Для меня сейчас высшая поэзия – это поэзия стен
Я дружу с молодыми актерами театра “Сатирикон”, которые делали спектакль “НеПушкин”, полностью построенный на современной поэзии. Среди авторов были я, Вера Полозкова, Искренко, Сваровский, Горалик, Гуголев и т.д. Эти стихи были потрясающим образом “перекручены”, сделаны по-другому, не так, как придумали авторы. Мне кажется, современная поэзия – это то, что позволяет себя изменить и что может звучать, там все время размытые границы. Я могу ошибаться, мне 50 лет, может, я уже не эксперт, сейчас есть молодые мальчики и девочки, которые делают, наверное, что-то невозможно прекрасное и странное, то, что я, может быть, не приму за поэзию. Когда мне было 25 лет, всегда находились какие-то старые – давайте заменим более грубое слово – ворчуны, которые говорили: Воденников – это не поэзия, Горалик и Кирилл Медведев – не поэзия, Мария Степанова и Фаина Гримберг – тоже не поэзия. Мне бы не хотелось разделить судьбу этих старых ворчунов. Для меня сейчас высшая поэзия – это поэзия стен. Я прохожу по 20 км в день и нахожу потрясающие граффити. Сейчас поэзия живет на стенах, даже если это не стихи (кстати, свои стихи я тоже находил на стенах).
– Критик Наталья Иванова говорит, что в России 600 тысяч человек пишут стихи, может быть, это даже больше, чем тех, кто их читает. Есть программная статья главреда “Знамени” Сергея Чупринина, где он говорит, что есть кучка классиков, которых читали и будут читать, есть обойма современных поэтов с именем, которых печатают, у остальных же поэтов, даже хороших, шансы на популярность невелики, потому что так устроен читатель и с этим ничего не поделаешь. И как с этим быть?

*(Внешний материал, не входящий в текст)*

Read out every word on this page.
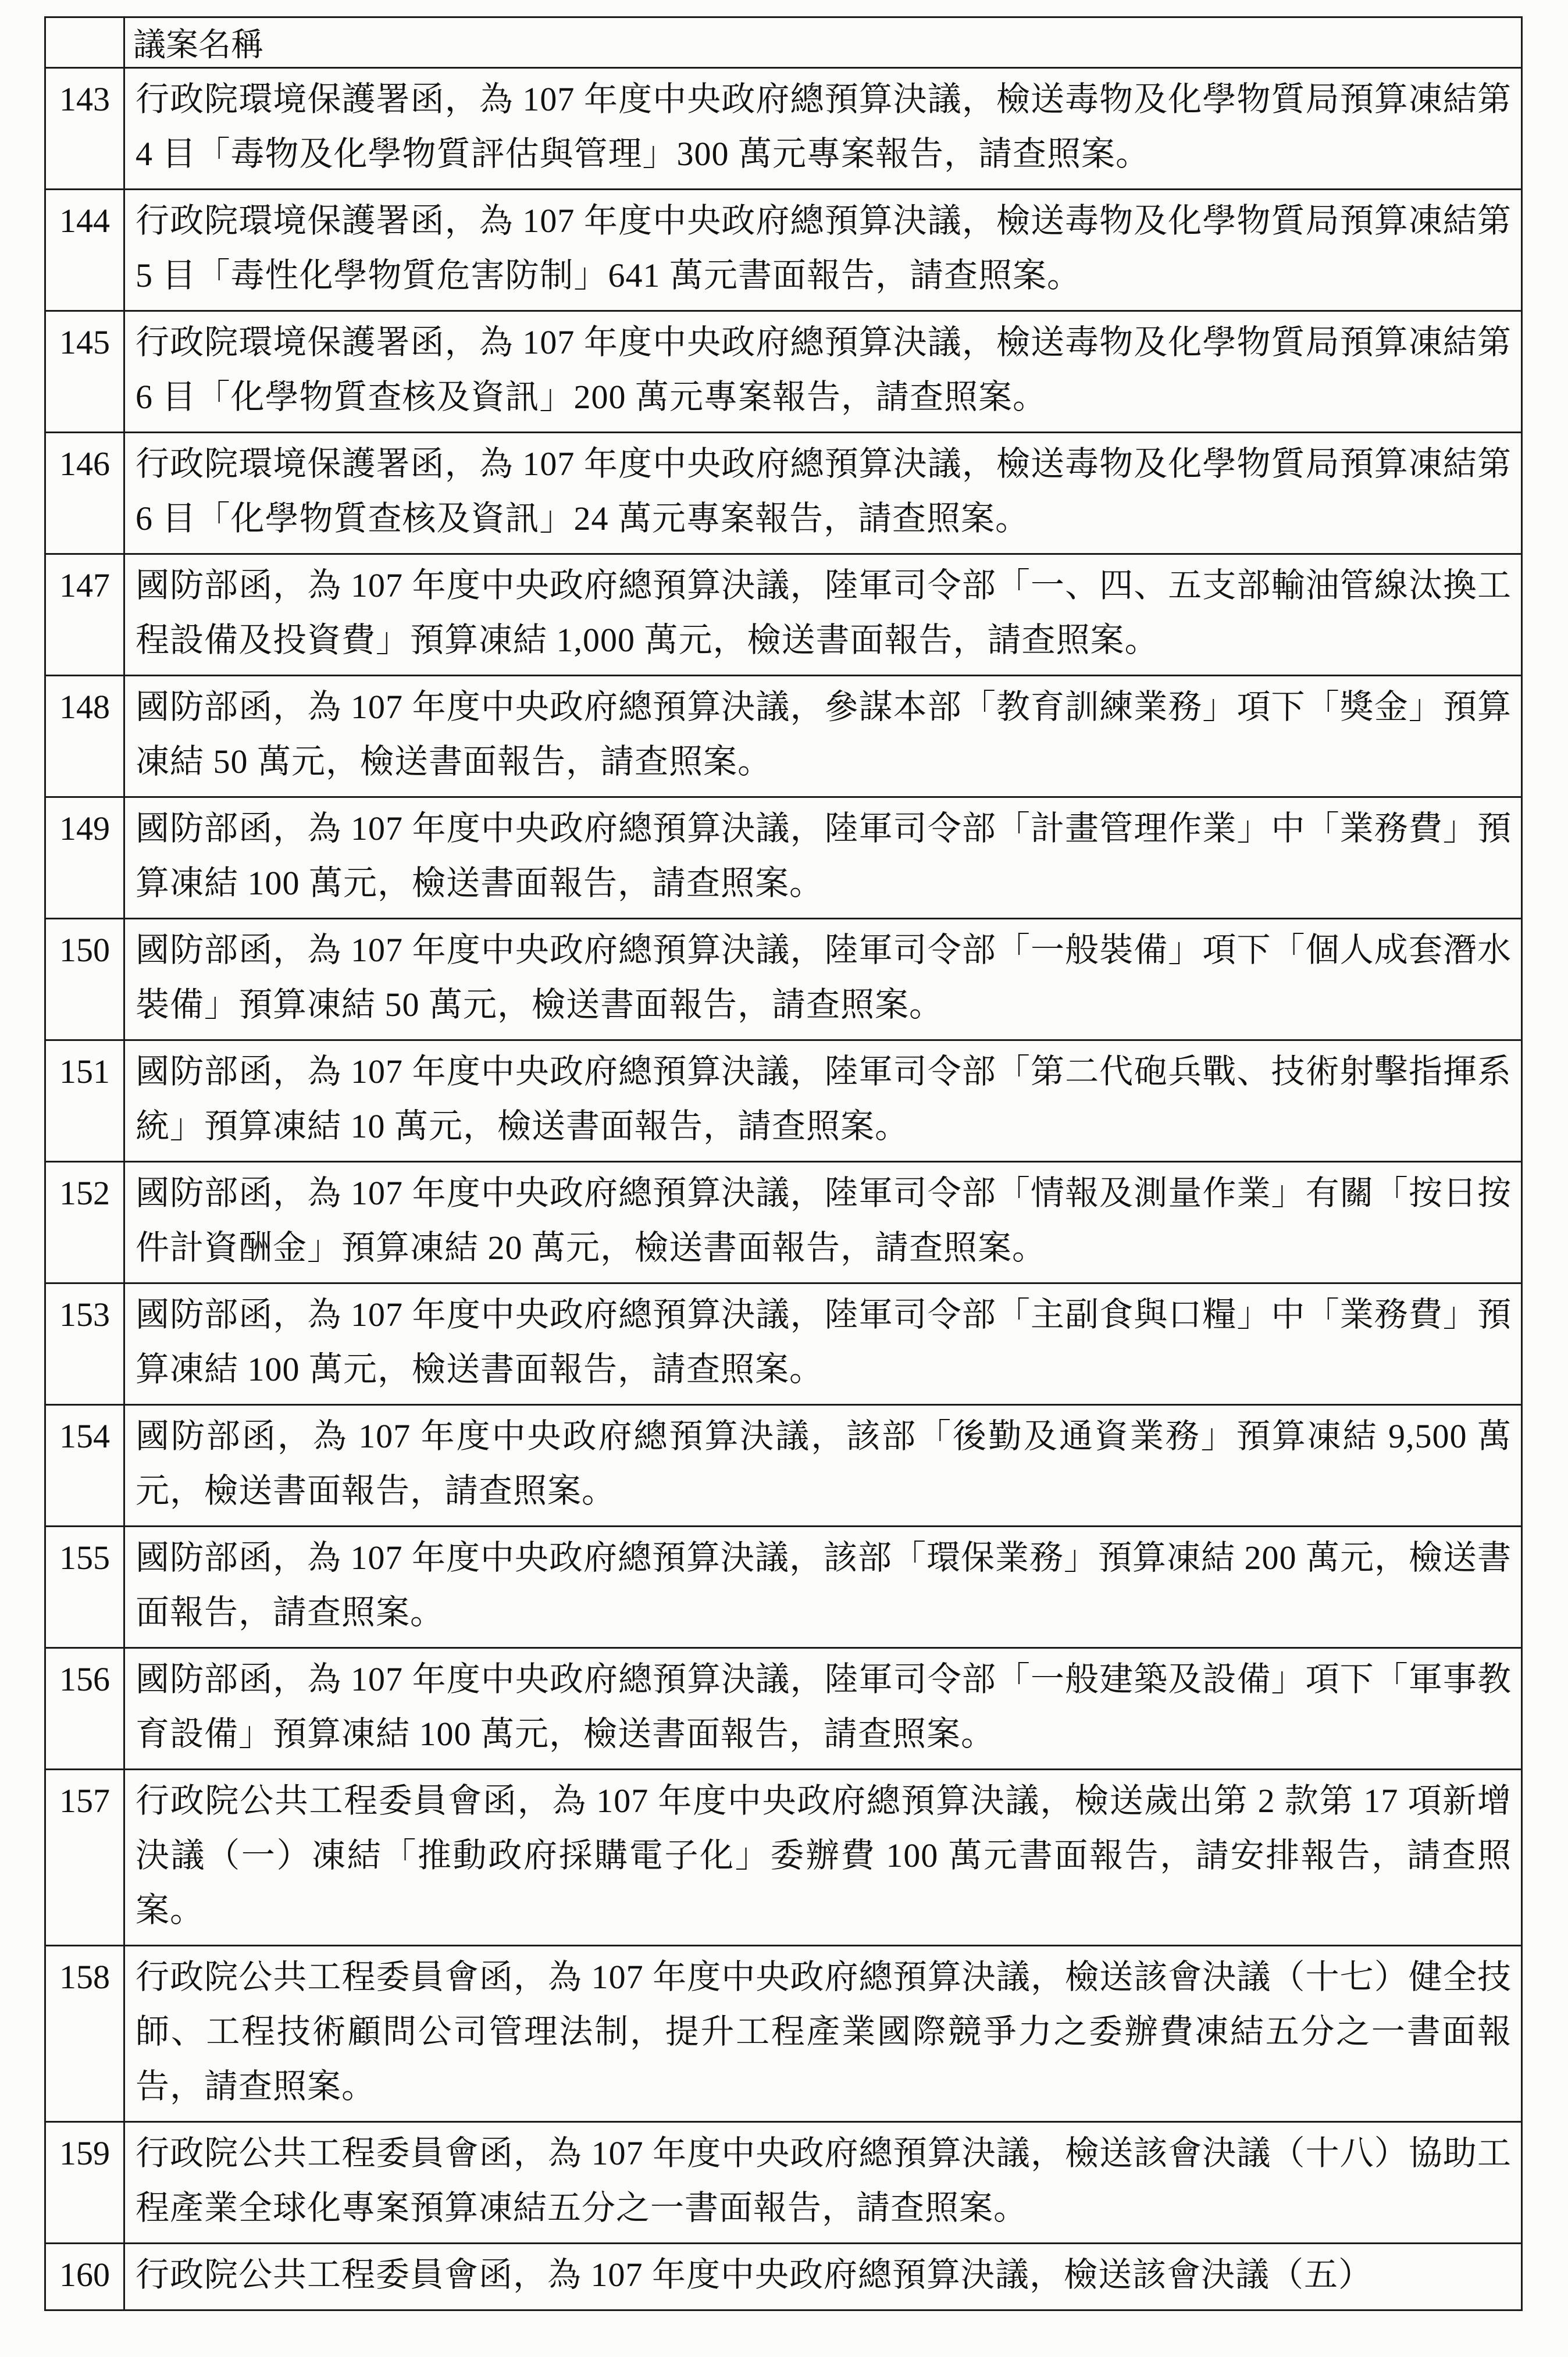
	議案名稱
143	行政院環境保護署函，為 107 年度中央政府總預算決議，檢送毒物及化學物質局預算凍結第 4 目「毒物及化學物質評估與管理」300 萬元專案報告，請查照案。
144	行政院環境保護署函，為 107 年度中央政府總預算決議，檢送毒物及化學物質局預算凍結第 5 目「毒性化學物質危害防制」641 萬元書面報告，請查照案。
145	行政院環境保護署函，為 107 年度中央政府總預算決議，檢送毒物及化學物質局預算凍結第 6 目「化學物質查核及資訊」200 萬元專案報告，請查照案。
146	行政院環境保護署函，為 107 年度中央政府總預算決議，檢送毒物及化學物質局預算凍結第 6 目「化學物質查核及資訊」24 萬元專案報告，請查照案。
147	國防部函，為 107 年度中央政府總預算決議，陸軍司令部「一、四、五支部輸油管線汰換工程設備及投資費」預算凍結 1,000 萬元，檢送書面報告，請查照案。
148	國防部函，為 107 年度中央政府總預算決議，參謀本部「教育訓練業務」項下「獎金」預算凍結 50 萬元，檢送書面報告，請查照案。
149	國防部函，為 107 年度中央政府總預算決議，陸軍司令部「計畫管理作業」中「業務費」預算凍結 100 萬元，檢送書面報告，請查照案。
150	國防部函，為 107 年度中央政府總預算決議，陸軍司令部「一般裝備」項下「個人成套潛水裝備」預算凍結 50 萬元，檢送書面報告，請查照案。
151	國防部函，為 107 年度中央政府總預算決議，陸軍司令部「第二代砲兵戰、技術射擊指揮系統」預算凍結 10 萬元，檢送書面報告，請查照案。
152	國防部函，為 107 年度中央政府總預算決議，陸軍司令部「情報及測量作業」有關「按日按件計資酬金」預算凍結 20 萬元，檢送書面報告，請查照案。
153	國防部函，為 107 年度中央政府總預算決議，陸軍司令部「主副食與口糧」中「業務費」預算凍結 100 萬元，檢送書面報告，請查照案。
154	國防部函，為 107 年度中央政府總預算決議，該部「後勤及通資業務」預算凍結 9,500 萬元，檢送書面報告，請查照案。
155	國防部函，為 107 年度中央政府總預算決議，該部「環保業務」預算凍結 200 萬元，檢送書面報告，請查照案。
156	國防部函，為 107 年度中央政府總預算決議，陸軍司令部「一般建築及設備」項下「軍事教育設備」預算凍結 100 萬元，檢送書面報告，請查照案。
157	行政院公共工程委員會函，為 107 年度中央政府總預算決議，檢送歲出第 2 款第 17 項新增決議（一）凍結「推動政府採購電子化」委辦費 100 萬元書面報告，請安排報告，請查照案。
158	行政院公共工程委員會函，為 107 年度中央政府總預算決議，檢送該會決議（十七）健全技師、工程技術顧問公司管理法制，提升工程產業國際競爭力之委辦費凍結五分之一書面報告，請查照案。
159	行政院公共工程委員會函，為 107 年度中央政府總預算決議，檢送該會決議（十八）協助工程產業全球化專案預算凍結五分之一書面報告，請查照案。
160	行政院公共工程委員會函，為 107 年度中央政府總預算決議，檢送該會決議（五）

– Есть теория бутылочного горлышка, которая имеет отношение к народонаселению и его разнообразию. Из Африки вышло не так много первых людей, но они расселились по всей Евразии, просочившись через бутылочное горлышко. Думаю, что в будущее возьмут не всех, и мы не знаем, кого возьмут. Может, самые громкие имена потом окажутся на детской полке, как Чарская и Стивенсон, а тех, кто не были в мейнстриме, как Тютчев и Фет, запомнят. Это вещь непредсказуемая: мы не знаем, кого откроют наши далекие потомки и назовут поэтами. Мы не знаем, будет ли это поэзия в том виде, как она сегодня существует. Может быть, вообще никто не будет читать никаких стихов. Может, люди станут разговаривать картинками, которые будут посылать друг другу? Может, вообще начнется атомная война или передел мира? Поэзия, скорее всего, не умрет как способ говорения звуком, а какую форму она примет и какие имена останутся, мы не знаем.